De faibles compensations sociales
Contrairement au canton de Vaud, où une même réforme de l’imposition des entreprises a déjà été acceptée, les compensations sociales de la PF17 genevoise seront faibles, voir inexistantes. «Le Conseil d’Etat a dit qu’il n’avait pas les moyens, du fait de la dette», précise Paolo Gilardi. La CGAS veut redoubler d’attention sur ce dossier, du fait que le Conseil d’Etat veut aller vite. Il prévoit une entrée en vigueur de la loi pour le 1er janvier 2020, sous réserve d’un éventuel référendum avec votation, agendée en mars 2019.
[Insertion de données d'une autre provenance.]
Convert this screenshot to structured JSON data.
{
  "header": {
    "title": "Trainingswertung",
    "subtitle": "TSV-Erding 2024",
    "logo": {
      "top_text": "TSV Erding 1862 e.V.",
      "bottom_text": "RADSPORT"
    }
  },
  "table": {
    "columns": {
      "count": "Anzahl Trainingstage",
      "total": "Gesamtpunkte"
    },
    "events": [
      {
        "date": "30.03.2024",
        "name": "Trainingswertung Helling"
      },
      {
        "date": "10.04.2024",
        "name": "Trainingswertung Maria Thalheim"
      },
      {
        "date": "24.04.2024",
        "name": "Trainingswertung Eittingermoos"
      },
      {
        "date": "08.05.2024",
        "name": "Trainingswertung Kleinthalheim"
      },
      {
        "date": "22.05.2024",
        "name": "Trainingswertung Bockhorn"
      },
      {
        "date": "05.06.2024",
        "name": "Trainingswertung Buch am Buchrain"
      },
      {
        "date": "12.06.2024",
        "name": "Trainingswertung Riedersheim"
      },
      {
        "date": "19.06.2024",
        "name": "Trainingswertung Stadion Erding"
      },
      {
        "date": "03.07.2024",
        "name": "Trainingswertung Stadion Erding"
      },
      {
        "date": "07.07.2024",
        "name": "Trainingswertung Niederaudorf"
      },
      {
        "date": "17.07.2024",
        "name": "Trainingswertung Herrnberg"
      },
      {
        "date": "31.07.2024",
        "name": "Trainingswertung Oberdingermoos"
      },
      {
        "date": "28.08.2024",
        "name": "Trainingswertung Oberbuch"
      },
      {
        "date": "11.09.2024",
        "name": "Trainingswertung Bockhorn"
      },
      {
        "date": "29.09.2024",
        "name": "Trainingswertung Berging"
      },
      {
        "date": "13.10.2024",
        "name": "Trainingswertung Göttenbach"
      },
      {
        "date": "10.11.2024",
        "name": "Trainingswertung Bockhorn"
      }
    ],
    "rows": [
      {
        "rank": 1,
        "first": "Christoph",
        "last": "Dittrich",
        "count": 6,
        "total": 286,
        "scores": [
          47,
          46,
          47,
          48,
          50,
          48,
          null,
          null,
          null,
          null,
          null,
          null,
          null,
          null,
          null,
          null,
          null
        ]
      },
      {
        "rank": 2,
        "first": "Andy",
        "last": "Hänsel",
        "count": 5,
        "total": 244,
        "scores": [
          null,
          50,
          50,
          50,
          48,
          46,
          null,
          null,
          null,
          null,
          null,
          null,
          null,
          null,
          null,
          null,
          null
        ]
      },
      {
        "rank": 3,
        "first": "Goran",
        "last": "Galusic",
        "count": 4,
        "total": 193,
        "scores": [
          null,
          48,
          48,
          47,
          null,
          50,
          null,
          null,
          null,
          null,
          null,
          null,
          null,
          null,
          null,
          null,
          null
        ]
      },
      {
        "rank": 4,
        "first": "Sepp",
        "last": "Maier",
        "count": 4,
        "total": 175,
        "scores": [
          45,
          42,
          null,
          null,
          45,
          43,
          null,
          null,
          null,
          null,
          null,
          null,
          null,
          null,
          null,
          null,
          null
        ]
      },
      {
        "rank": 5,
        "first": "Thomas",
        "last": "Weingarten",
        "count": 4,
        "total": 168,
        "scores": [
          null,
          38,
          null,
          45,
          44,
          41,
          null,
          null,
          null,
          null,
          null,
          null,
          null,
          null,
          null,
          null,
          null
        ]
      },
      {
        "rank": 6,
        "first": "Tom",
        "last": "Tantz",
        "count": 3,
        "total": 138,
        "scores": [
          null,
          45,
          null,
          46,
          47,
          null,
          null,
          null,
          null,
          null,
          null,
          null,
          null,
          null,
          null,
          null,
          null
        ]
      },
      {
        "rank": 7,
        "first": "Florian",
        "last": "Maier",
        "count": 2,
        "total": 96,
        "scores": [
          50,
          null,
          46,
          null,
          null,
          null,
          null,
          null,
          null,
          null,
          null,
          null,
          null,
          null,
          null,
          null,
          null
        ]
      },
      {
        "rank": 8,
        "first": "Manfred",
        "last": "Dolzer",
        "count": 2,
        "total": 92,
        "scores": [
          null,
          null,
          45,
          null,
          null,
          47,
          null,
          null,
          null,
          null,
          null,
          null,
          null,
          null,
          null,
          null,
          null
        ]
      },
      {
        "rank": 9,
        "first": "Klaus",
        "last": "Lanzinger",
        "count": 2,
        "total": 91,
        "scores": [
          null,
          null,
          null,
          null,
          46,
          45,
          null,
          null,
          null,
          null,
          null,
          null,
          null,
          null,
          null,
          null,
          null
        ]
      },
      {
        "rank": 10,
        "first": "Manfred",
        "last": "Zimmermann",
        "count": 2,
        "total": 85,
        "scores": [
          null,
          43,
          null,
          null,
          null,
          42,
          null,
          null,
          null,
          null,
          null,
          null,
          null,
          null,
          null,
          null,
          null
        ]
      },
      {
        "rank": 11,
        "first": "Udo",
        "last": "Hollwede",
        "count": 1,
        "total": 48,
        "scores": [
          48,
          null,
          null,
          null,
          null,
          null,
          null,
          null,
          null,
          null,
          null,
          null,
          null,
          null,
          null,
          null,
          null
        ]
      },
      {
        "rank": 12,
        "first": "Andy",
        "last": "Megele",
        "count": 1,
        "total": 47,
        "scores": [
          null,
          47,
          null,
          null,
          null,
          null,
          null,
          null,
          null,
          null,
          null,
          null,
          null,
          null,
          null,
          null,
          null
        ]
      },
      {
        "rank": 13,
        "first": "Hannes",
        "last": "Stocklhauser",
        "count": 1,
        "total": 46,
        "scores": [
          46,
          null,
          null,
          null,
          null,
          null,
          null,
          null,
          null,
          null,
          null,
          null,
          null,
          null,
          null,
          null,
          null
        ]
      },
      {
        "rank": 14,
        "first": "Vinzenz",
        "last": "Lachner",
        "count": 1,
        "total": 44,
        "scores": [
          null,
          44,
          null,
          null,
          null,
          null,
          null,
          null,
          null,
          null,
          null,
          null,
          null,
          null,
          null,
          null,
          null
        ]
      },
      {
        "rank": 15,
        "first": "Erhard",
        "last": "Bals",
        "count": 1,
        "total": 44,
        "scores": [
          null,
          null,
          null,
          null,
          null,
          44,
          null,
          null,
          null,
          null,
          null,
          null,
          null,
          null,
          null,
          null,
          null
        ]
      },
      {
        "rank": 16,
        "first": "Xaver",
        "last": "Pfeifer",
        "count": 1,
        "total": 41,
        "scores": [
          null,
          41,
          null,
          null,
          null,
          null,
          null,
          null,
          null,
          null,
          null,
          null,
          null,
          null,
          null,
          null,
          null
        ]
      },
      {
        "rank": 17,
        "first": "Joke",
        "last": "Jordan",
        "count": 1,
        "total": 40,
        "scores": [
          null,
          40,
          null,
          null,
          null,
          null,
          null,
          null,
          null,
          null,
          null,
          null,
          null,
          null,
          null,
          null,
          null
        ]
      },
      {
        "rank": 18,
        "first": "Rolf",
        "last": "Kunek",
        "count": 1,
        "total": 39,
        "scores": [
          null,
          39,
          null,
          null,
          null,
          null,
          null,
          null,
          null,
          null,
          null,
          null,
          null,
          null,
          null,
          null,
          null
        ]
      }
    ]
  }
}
A l’occasion de son assemblée des délégués, la CGAS a décidé aussi de refuser à l’initiative populaire fédérale «No Billag», qui pourrait faire perdre 13’000 emplois à Genève. La faîtière a aussi décidé d’appeler à voter 4 fois Non en Ville de Genève contre les coupes budgétaires qui mettent en danger des services et prestations à la population et soutient les luttes des salariés d’ABB pour le maintien de l’emploi, du personnel des EMS contre les privatisations de certains services, du personnel des services publics et du secteur subventionné.